All of this said, I suspect the book that you would enjoy is: Manifolds, Tensors, and Forms: An Introduction for Mathematicians and Physicists by Paul Rentein.

It's not just about tensors, and, I think that's a good thing. Tensors are part of a larger story and this book is written for someone with your general leaning.

which is Øyvind Grøn, Arne Næss: Einstein's Theory: A Rigorous Introduction for the Mathematically Untrained

This is a serious book! the second autho is (well, was ...) a retired philosopher which required from the first author that everything in the book should be understandable for him, without a need of pencil and paper. Still it reaches some graduate level. By the way, the philosopher author was very famous, at least in Norway.

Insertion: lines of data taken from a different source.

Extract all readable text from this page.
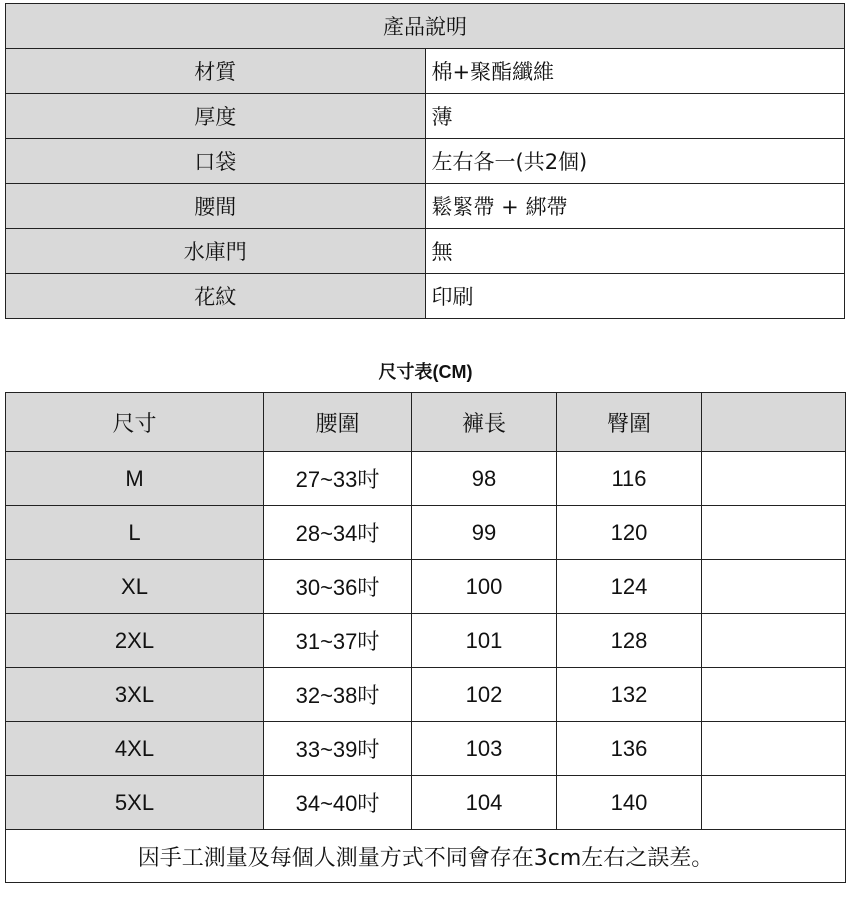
產品說明	
材質	棉+聚酯纖維
厚度	薄
口袋	左右各一(共2個)
腰間	鬆緊帶 + 綁帶
水庫門	無
花紋	印刷
尺寸表(CM)
尺寸	腰圍	褲長	臀圍	
M	27~33吋	98	116	
L	28~34吋	99	120	
XL	30~36吋	100	124	
2XL	31~37吋	101	128	
3XL	32~38吋	102	132	
4XL	33~39吋	103	136	
5XL	34~40吋	104	140	
因手工測量及每個人測量方式不同會存在3cm左右之誤差。				
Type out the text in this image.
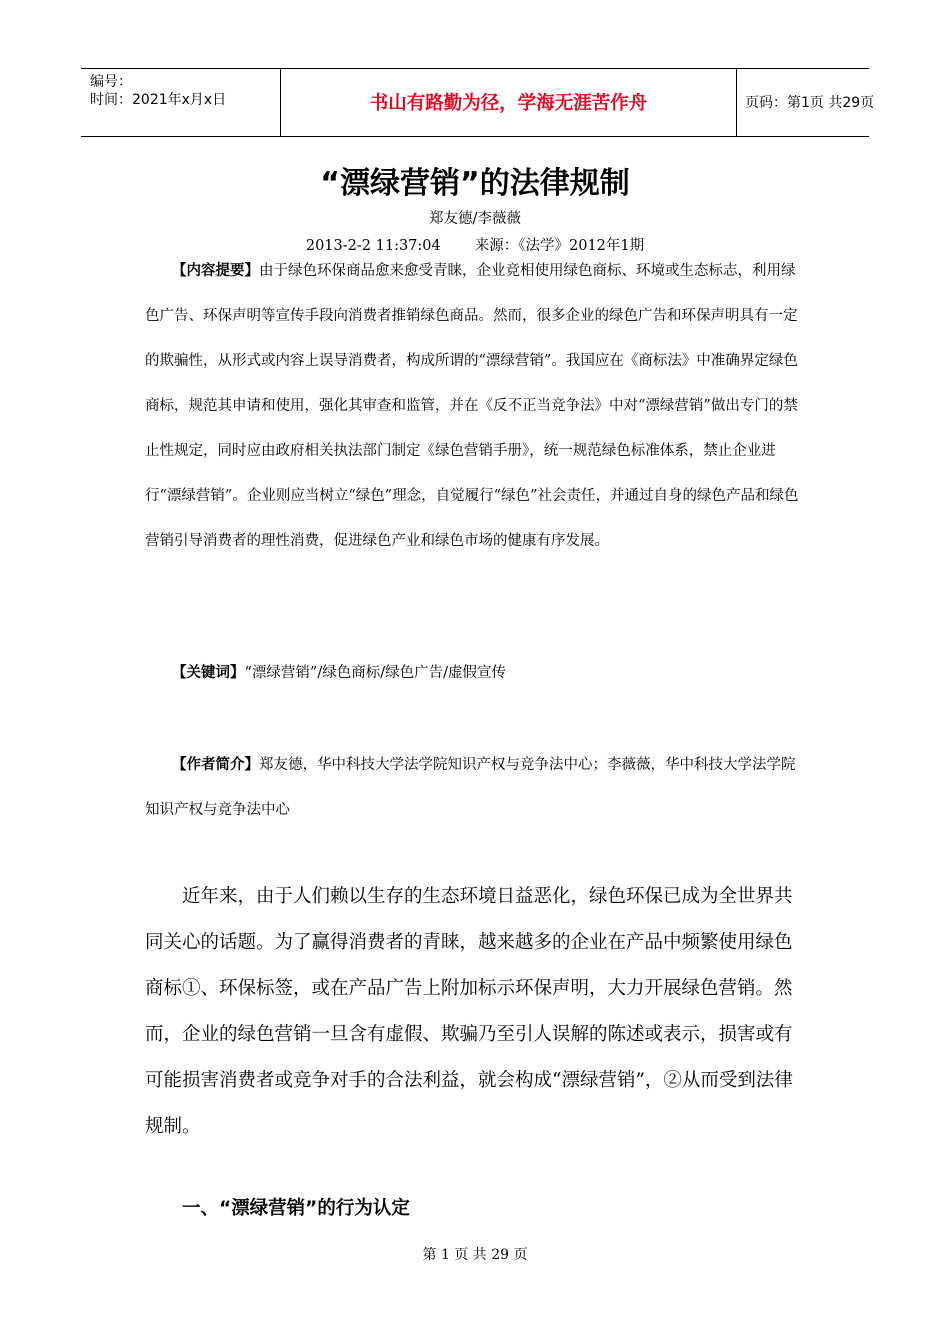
编号：
时间：2021年x月x日	书山有路勤为径，学海无涯苦作舟	页码：第1页 共29页
“漂绿营销”的法律规制
郑友德/李薇薇
2013-2-2 11:37:04 来源：《法学》2012年1期

【内容提要】由于绿色环保商品愈来愈受青睐，企业竞相使用绿色商标、环境或生态标志，利用绿色广告、环保声明等宣传手段向消费者推销绿色商品。然而，很多企业的绿色广告和环保声明具有一定的欺骗性，从形式或内容上误导消费者，构成所谓的“漂绿营销”。我国应在《商标法》中准确界定绿色商标，规范其申请和使用，强化其审查和监管，并在《反不正当竞争法》中对“漂绿营销”做出专门的禁止性规定，同时应由政府相关执法部门制定《绿色营销手册》，统一规范绿色标准体系，禁止企业进行“漂绿营销”。企业则应当树立“绿色”理念，自觉履行“绿色”社会责任，并通过自身的绿色产品和绿色营销引导消费者的理性消费，促进绿色产业和绿色市场的健康有序发展。

【关键词】“漂绿营销”/绿色商标/绿色广告/虚假宣传

【作者简介】郑友德，华中科技大学法学院知识产权与竞争法中心；李薇薇，华中科技大学法学院知识产权与竞争法中心

近年来，由于人们赖以生存的生态环境日益恶化，绿色环保已成为全世界共同关心的话题。为了赢得消费者的青睐，越来越多的企业在产品中频繁使用绿色商标①、环保标签，或在产品广告上附加标示环保声明，大力开展绿色营销。然而，企业的绿色营销一旦含有虚假、欺骗乃至引人误解的陈述或表示，损害或有可能损害消费者或竞争对手的合法利益，就会构成“漂绿营销”，②从而受到法律规制。

一、“漂绿营销”的行为认定
第 1 页 共 29 页
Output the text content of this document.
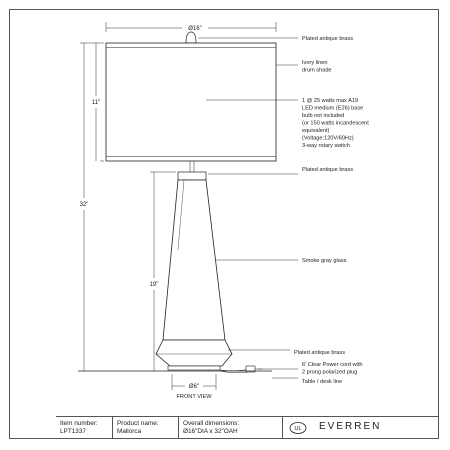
Ø16"
11"
32"
19"
Ø6"
FRONT VIEW
Plated antique brass
Ivory linen drum shade
1 @ 25 watts max A19 LED medium (E26) base bulb not included (or 150 watts incandescent equivalent) (Voltage:120V/60Hz) 3-way rotary switch
Plated antique brass
Smoke gray glass
Plated antique brass
6' Clear Power cord with 2 prong polarized plug
Table / desk line
Item number:
LPT1337
Product name:
Mallorca
Overall dimensions:
Ø16"DIA x 32"OAH	UL	EVERREN
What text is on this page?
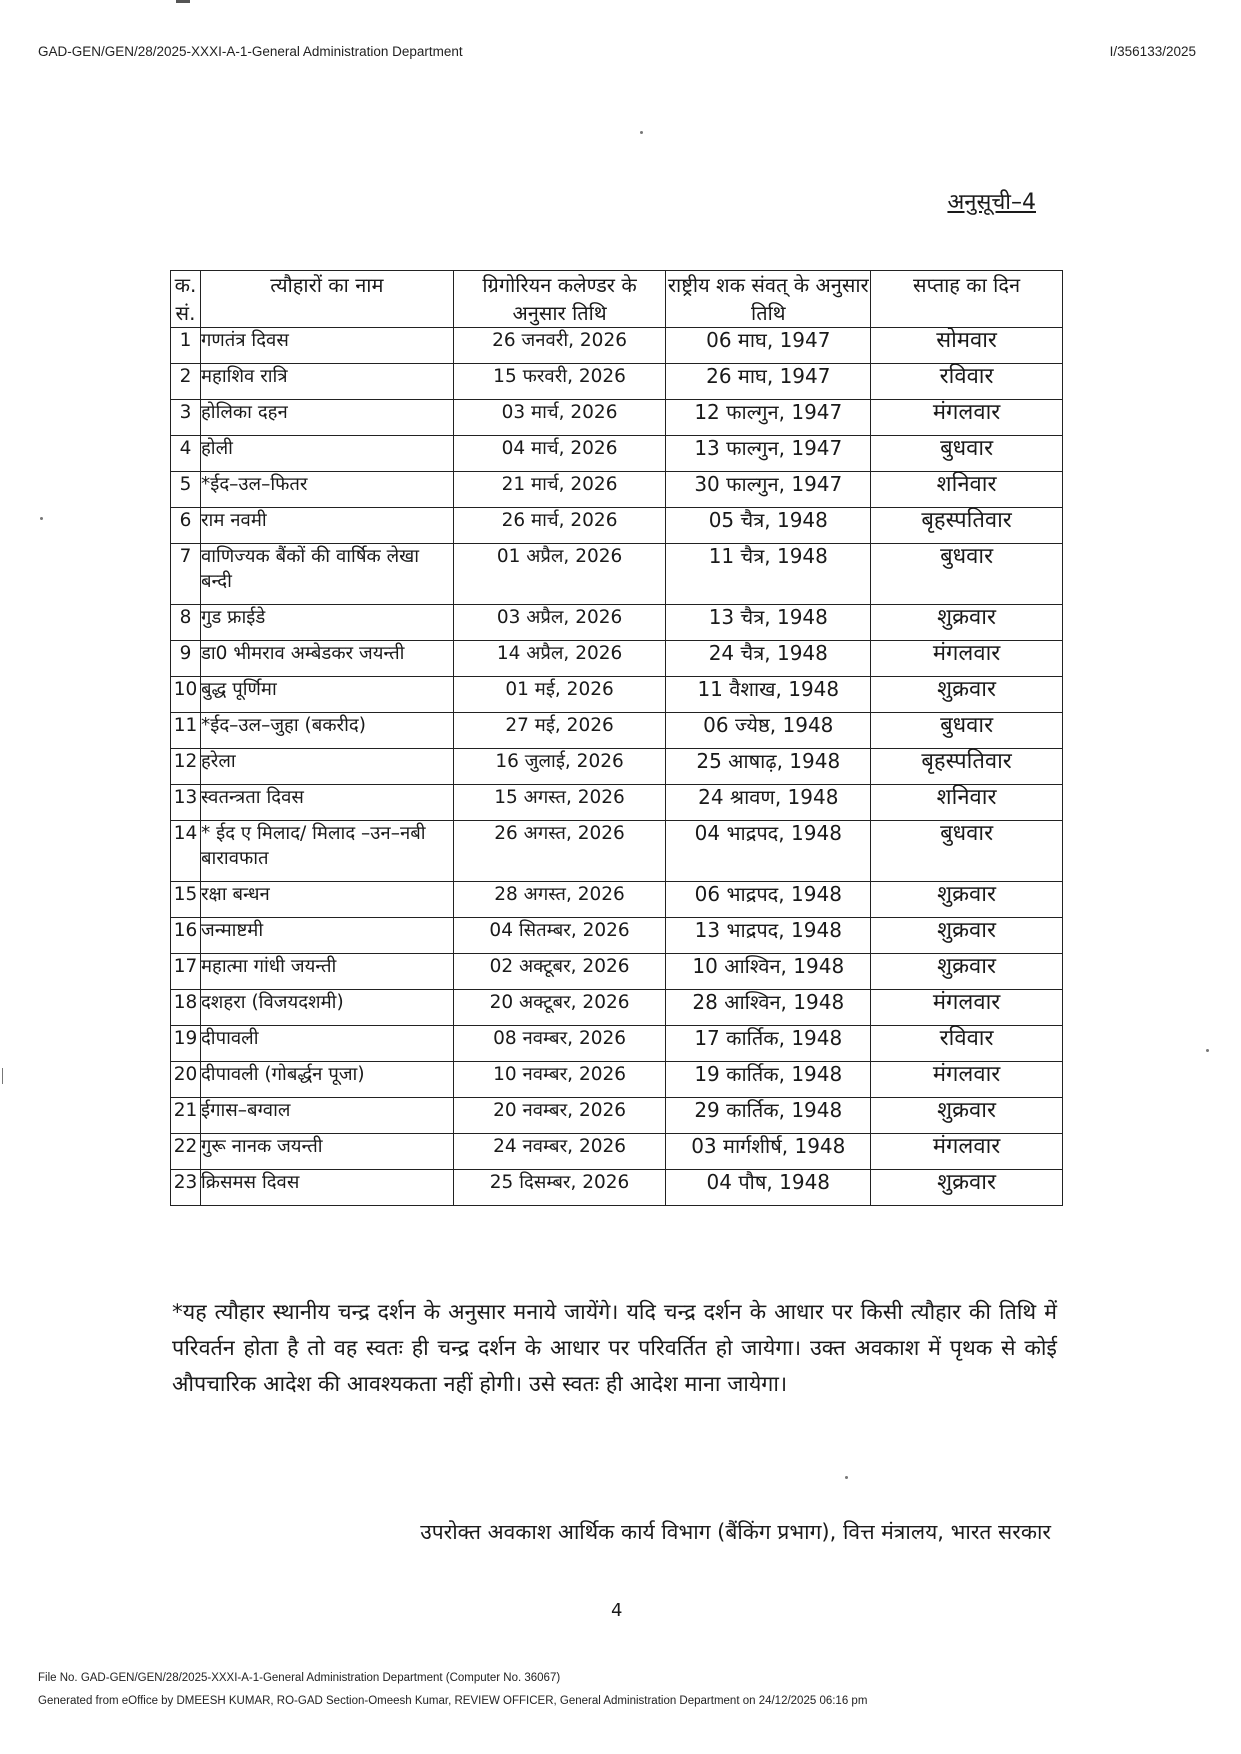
GAD-GEN/GEN/28/2025-XXXI-A-1-General Administration Department	I/356133/2025
अनुसूची–4
क. सं.	त्यौहारों का नाम	ग्रिगोरियन कलेण्डर के अनुसार तिथि	राष्ट्रीय शक संवत् के अनुसार तिथि	सप्ताह का दिन
1	गणतंत्र दिवस	26 जनवरी, 2026	06 माघ, 1947	सोमवार
2	महाशिव रात्रि	15 फरवरी, 2026	26 माघ, 1947	रविवार
3	होलिका दहन	03 मार्च, 2026	12 फाल्गुन, 1947	मंगलवार
4	होली	04 मार्च, 2026	13 फाल्गुन, 1947	बुधवार
5	*ईद–उल–फितर	21 मार्च, 2026	30 फाल्गुन, 1947	शनिवार
6	राम नवमी	26 मार्च, 2026	05 चैत्र, 1948	बृहस्पतिवार
7	वाणिज्यक बैंकों की वार्षिक लेखा बन्दी	01 अप्रैल, 2026	11 चैत्र, 1948	बुधवार
8	गुड फ्राईडे	03 अप्रैल, 2026	13 चैत्र, 1948	शुक्रवार
9	डा0 भीमराव अम्बेडकर जयन्ती	14 अप्रैल, 2026	24 चैत्र, 1948	मंगलवार
10	बुद्ध पूर्णिमा	01 मई, 2026	11 वैशाख, 1948	शुक्रवार
11	*ईद–उल–जुहा (बकरीद)	27 मई, 2026	06 ज्येष्ठ, 1948	बुधवार
12	हरेला	16 जुलाई, 2026	25 आषाढ़, 1948	बृहस्पतिवार
13	स्वतन्त्रता दिवस	15 अगस्त, 2026	24 श्रावण, 1948	शनिवार
14	* ईद ए मिलाद/ मिलाद –उन–नबी बारावफात	26 अगस्त, 2026	04 भाद्रपद, 1948	बुधवार
15	रक्षा बन्धन	28 अगस्त, 2026	06 भाद्रपद, 1948	शुक्रवार
16	जन्माष्टमी	04 सितम्बर, 2026	13 भाद्रपद, 1948	शुक्रवार
17	महात्मा गांधी जयन्ती	02 अक्टूबर, 2026	10 आश्विन, 1948	शुक्रवार
18	दशहरा (विजयदशमी)	20 अक्टूबर, 2026	28 आश्विन, 1948	मंगलवार
19	दीपावली	08 नवम्बर, 2026	17 कार्तिक, 1948	रविवार
20	दीपावली (गोबर्द्धन पूजा)	10 नवम्बर, 2026	19 कार्तिक, 1948	मंगलवार
21	ईगास–बग्वाल	20 नवम्बर, 2026	29 कार्तिक, 1948	शुक्रवार
22	गुरू नानक जयन्ती	24 नवम्बर, 2026	03 मार्गशीर्ष, 1948	मंगलवार
23	क्रिसमस दिवस	25 दिसम्बर, 2026	04 पौष, 1948	शुक्रवार
*यह त्यौहार स्थानीय चन्द्र दर्शन के अनुसार मनाये जायेंगे। यदि चन्द्र दर्शन के आधार पर किसी त्यौहार की तिथि में परिवर्तन होता है तो वह स्वतः ही चन्द्र दर्शन के आधार पर परिवर्तित हो जायेगा। उक्त अवकाश में पृथक से कोई औपचारिक आदेश की आवश्यकता नहीं होगी। उसे स्वतः ही आदेश माना जायेगा।
उपरोक्त अवकाश आर्थिक कार्य विभाग (बैंकिंग प्रभाग), वित्त मंत्रालय, भारत सरकार
4
File No. GAD-GEN/GEN/28/2025-XXXI-A-1-General Administration Department (Computer No. 36067)
Generated from eOffice by DMEESH KUMAR, RO-GAD Section-Omeesh Kumar, REVIEW OFFICER, General Administration Department on 24/12/2025 06:16 pm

The first review on Amazon says: "This is simply the clearest and gentlest introduction to the subject of relativity. This is NOT a popular reading, it does get into the math but the introduction and pace is what sets this text apart. The authors starts from baby steps and builds up the theory. The pace is easy and explanation are clear and the mathematical details are not left to the reader to figure out like in most text books.The physics is also explained very clearly From an electronics engineering background and not having dealt with tensors before, this text help me bridge the gap and allows me to fully appreciate the machinery underlying this wonderful theory.I have tried reading Schultz,Lawden etc to understand the subject on my own but this text is a much better intro to the subject." and other reviews are also very positive.

For a more mathematically flavored introduction, consider studying:

• Vector Calculus, Linear Algebra, and Differential Forms, by Hubbard and Hubbard

• Semi-Riemannian Geometry with an Introduction to Relativity, by O'Neill

• A good advanced linear algebra book. This should be one that focuses on abstract vector spaces and multilinear algebra, not Gaussian elimination. I hear the one by Roman is good.

The first one is an introduction to multilinear algebra and its relationship with calculus, pitched at undergraduate students. The second is a book on the geometry required for relativity, but the first two chapters are a relatively rigorous, if perhaps terse, introduction to the linear algebra required to do tensor analysis on a manifold.

In my own experience, when I was at your stage, I had seen some tensor analysis and had no idea what was going on. It wasn't until I read O'Neill's book pretty carefully that the subject "clicked" for me.